The 2023 Tolling Regulations
Set out below is a snapshot of these regulations, which relate to tolling arrangements.
1.Commercial toll fees
Under the new regulations, PRRT taxpayers of operations that utilise tolling arrangements that have genuine commercial tolling fees will be able to apply those toll fees to phase costs, the phases of which are covered by the tolling service.
Previously, the RPM required a taxpayer to have complete cost information of the operation. If a taxpayer entered into a tolling arrangement in the position of a participant in a source project, which is the project from which petroleum is recovered, that taxpayer could only use the RPM if it had the cost information of the toller facility relevant to the phases covered by the tolling service.
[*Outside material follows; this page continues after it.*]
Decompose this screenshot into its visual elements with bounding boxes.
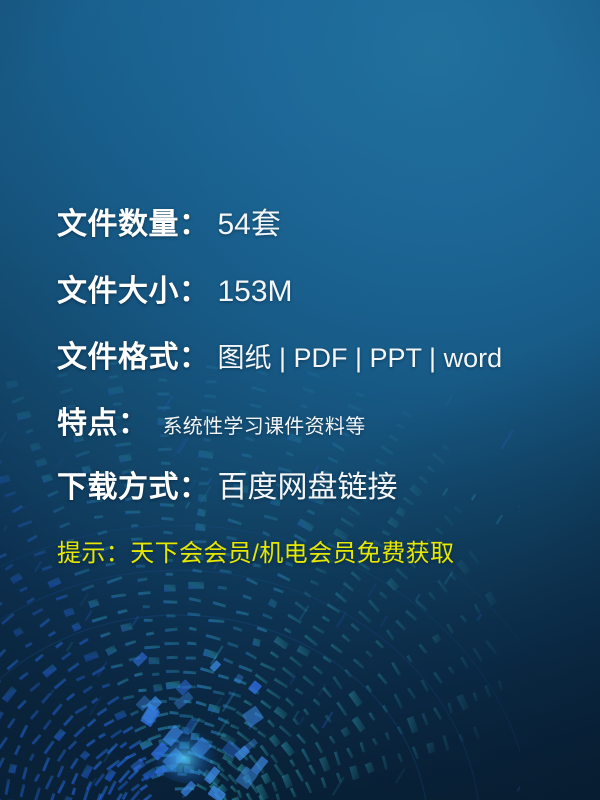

Such cost information related to the historical costs of the construction of the facility that performed the tolling service. Practically, an exchange of such information was unlikely to occur, as source project participants and tollers were often competitors in the same market.
Under these new rules, it will not be necessary for taxpayers to have complete cost information to calculate assessable receipts in relation to sales gas under the RPM.
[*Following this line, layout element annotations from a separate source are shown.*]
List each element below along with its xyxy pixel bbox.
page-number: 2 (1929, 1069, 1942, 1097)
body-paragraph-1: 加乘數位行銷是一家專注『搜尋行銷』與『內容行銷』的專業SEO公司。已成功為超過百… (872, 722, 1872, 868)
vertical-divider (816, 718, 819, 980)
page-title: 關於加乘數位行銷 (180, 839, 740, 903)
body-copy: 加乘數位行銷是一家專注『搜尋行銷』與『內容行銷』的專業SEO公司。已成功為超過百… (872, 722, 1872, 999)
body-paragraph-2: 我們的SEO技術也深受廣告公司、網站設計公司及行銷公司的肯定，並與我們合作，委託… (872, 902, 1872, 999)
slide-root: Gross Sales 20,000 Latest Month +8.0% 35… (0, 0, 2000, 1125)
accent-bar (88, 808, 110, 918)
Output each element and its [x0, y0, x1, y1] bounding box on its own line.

2. Application of the toll fee to different phases of a project
Toll fees substitute for costs from the tolling start point to the tolling end point. At the start point, the petroleum generally changes possession from the source project participants to the toller. At the end point, the petroleum is returned from the toller to the source project participants.
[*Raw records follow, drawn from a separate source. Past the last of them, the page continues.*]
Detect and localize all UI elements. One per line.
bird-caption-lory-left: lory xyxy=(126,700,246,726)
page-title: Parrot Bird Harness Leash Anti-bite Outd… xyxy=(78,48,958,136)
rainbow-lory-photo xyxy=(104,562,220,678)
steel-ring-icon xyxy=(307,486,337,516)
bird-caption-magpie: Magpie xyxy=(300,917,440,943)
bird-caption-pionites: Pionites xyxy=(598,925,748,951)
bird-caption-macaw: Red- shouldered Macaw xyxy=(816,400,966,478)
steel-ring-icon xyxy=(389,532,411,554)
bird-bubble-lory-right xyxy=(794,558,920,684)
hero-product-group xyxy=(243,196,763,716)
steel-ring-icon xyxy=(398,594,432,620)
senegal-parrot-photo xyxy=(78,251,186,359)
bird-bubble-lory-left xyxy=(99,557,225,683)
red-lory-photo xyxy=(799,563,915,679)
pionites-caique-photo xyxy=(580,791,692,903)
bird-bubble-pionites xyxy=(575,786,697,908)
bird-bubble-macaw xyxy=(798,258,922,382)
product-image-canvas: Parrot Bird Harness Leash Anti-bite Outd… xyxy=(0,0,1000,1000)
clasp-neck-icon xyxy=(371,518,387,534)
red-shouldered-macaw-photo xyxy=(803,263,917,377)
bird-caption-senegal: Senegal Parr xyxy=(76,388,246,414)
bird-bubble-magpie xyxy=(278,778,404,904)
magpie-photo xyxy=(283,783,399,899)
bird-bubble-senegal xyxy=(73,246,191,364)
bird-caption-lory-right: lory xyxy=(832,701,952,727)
The application of the toll fee to the phases between the start point and end point allows a taxpayer – which pays a commercial tolling fee for another person to, for example, process its sales gas into LNG – to independently apply the RPM and to determine its assessable receipts. This is the case even though it does not have complete historical cost information for all phases of the LNG operation.
Legislative updates as a result of the Shell Energy case
The Shell Energy Holdings Australia Limited v FCT (2022) case concerned the application of the uniform capital allowance rules and, more specifically, the availability of an immediate deduction for certain intangible assets – including mining, quarrying, and prospecting rights (MQPR) – that are first used in ‘exploration’.
The government has introduced legislation to:
Limit when the ‘first use’ of an MQPR occurs for purposes of the capital allowance provisions, by specifying that first use starts when an activity that is authorised by the mining right is undertaken, and not just when the MQPR begins to be held; and
To clarify the meaning of "exploration for petroleum" in the Petroleum Resource Rent Tax Assessment Act 1987, to exclude activities engaged in for the purpose of determining how to receive petroleum or whether the recovery of petroleum is commercially viable, economically feasible, or technically feasible (e.g., feasibility studies).
PRRT anti-avoidance rules
On January 15 2024, the government released new draft legislation intended to strengthen the PRRT specific anti-avoidance rules for the offshore resources sector. The draft legislation more closely aligns the PRRT anti-avoidance rules with the income tax general anti-avoidance rule, including adopting the more specific ‘sole or dominant purpose’ test relating to a taxpayer securing a particular tax benefit in connection with a scheme.
Furthermore, the draft amending legislation adopts a more prescriptive approach to determining the ‘alternative postulate’ in relation to the relevant taxpayer’s potential alternative arrangements.
As with the above-mentioned draft 2023 Regulations, consultation and feedback was sought until February 9 2024.